We can dig deeper by looking specifically at Cook County, roughly half of whose population makes up the city of Chicago.
show_area(17031)
We see much of the same here, which isn't surprising as Cook County makes up nearly half the population of Illinois.
show_area('06037')
Los Angeles County has a similar story - the divide between whites and African-Americans has lessened, and response rates among heavier Hispanic and non-citizen communities have plummeted.
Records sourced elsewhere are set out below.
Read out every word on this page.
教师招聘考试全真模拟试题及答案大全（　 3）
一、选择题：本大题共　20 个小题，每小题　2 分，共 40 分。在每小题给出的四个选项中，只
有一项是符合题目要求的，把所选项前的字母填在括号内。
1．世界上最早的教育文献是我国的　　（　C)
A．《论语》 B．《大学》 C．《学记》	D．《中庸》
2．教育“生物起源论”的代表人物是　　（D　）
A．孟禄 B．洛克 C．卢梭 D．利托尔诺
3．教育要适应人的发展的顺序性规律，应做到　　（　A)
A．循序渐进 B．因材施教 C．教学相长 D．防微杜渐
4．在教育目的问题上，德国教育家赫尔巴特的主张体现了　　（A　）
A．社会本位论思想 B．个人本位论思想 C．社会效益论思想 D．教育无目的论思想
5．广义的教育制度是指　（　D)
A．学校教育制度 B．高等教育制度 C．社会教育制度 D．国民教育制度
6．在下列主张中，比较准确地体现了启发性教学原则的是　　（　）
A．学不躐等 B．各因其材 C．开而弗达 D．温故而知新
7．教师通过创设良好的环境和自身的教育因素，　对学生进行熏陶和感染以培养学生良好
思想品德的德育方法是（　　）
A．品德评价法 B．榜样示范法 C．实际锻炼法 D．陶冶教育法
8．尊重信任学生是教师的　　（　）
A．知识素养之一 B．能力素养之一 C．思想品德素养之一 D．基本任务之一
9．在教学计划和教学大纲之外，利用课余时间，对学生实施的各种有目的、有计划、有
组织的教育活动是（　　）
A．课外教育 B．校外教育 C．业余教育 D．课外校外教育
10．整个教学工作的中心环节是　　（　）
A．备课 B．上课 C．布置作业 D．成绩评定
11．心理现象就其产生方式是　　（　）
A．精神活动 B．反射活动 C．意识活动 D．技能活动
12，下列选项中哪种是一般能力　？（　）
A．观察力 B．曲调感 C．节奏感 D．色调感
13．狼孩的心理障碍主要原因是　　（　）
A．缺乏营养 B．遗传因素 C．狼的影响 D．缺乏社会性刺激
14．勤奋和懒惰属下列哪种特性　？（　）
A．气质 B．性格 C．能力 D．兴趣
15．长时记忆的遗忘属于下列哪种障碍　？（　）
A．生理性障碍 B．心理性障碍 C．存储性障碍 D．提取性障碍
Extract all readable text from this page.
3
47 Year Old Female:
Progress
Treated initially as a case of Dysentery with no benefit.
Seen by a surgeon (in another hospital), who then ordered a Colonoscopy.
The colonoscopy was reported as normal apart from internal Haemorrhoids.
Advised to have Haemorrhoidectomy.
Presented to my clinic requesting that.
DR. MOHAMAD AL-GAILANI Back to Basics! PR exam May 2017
More heavily Asian communities, meanwhile, appear to be responding well above the typical clip.
This could again be an outstanding jumping off point for a story about the relationship between the Hispanic community and the census, and how it has been affected by the current political climate.
show_area(22)
Louisiana has a curious, almost unbelievable trend: the disparities in response rates between the heavier-white and heavier-black communities seem to have almost completely disappeared.
This is an extremely odd change, and it's difficult to make sense of. There are nearly 900 tracts in Louisiana, so it doesn't appear to be variation due to sample size. There's no immediate, obvious reason why this might be happening. It could be a bizarre random variation, but perhaps something else is going on here.
It would be a highly interesting trend for a newsroom to investigate.
show_area(24)
In Maryland, we see massive, worsening divides between the rich and the poor, the educated and the less-educated, as well as most of the typical racial divides - although similarly to Los Angeles County, the more heavily Asian communities appear to be faring better than the norm.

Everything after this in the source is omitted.